The first hearing in her case is set to take place at an employment tribunal next week.
“At this early stage, we are unable to comment further around defending the claim,” the Met Police said in a statement.
Sandhu is being backed by the Metropolitan Black Police Association, which says it is concerned about the lack of senior female ethnic minority officers.
The 54-year-old officer took the legal step at the end of an internal Met Police investigation which exonerated her of gross misconduct last month.
The inquiry, launched in June 2018, focussed on whether Sandhu encouraged her colleagues to support her nomination for a Queen’s Police Medal (QPM), which is awarded twice a year by Queen Elizabeth II as part of her honours’ lists.
The medals are given to serving police officers in the UK in recognition of distinguished service or outstanding courage in the line of duty.
“A temporary chief superintendent currently attached to human resources was served with a gross misconduct notice on Wednesday 27 June and has been placed on restricted duties,” said a Met Police statement at the time.

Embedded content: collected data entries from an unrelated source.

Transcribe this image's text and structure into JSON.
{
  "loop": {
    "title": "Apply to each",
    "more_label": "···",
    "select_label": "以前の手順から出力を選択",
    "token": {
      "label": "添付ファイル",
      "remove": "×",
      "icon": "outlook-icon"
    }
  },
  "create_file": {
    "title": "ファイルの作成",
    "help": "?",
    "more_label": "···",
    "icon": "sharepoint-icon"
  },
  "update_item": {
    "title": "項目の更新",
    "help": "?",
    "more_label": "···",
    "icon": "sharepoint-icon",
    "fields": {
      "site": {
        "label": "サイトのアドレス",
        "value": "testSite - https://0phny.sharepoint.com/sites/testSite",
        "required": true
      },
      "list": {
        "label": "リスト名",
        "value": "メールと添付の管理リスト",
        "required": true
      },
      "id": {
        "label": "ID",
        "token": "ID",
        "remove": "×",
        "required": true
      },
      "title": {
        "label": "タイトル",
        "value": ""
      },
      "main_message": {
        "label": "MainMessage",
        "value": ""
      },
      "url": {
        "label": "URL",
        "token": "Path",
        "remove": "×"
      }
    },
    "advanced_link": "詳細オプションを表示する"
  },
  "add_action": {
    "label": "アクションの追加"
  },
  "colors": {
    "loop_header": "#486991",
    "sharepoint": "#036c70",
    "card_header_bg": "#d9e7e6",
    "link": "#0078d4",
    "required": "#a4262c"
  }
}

The UK’s National Police Chief Council guidelines say that “any person can nominate any other person for an honour”.
However, as with other honours, people are not expected to nominate themselves and are not meant to contribute to or know about the process.
The internal Met Police investigation concluded last month that Sandhu had “no case to answer” and would face no further action, with restrictions on her duties at work being lifted.
Mick Creedon, the former chief constable of Derbyshire Police, who acted as her mentor and submitted a statement to the misconduct inquiry, has offered support for her legal battle, according to the BBC.
Sandhu, who joined the police service in 1989, rose through the ranks to become Borough Commander in Richmond-upon-Thames. She is one of the most senior ethnic minority female officers in the Met Police and in 2006 received an Asian Women of Achievement Award for her achievements in the police force.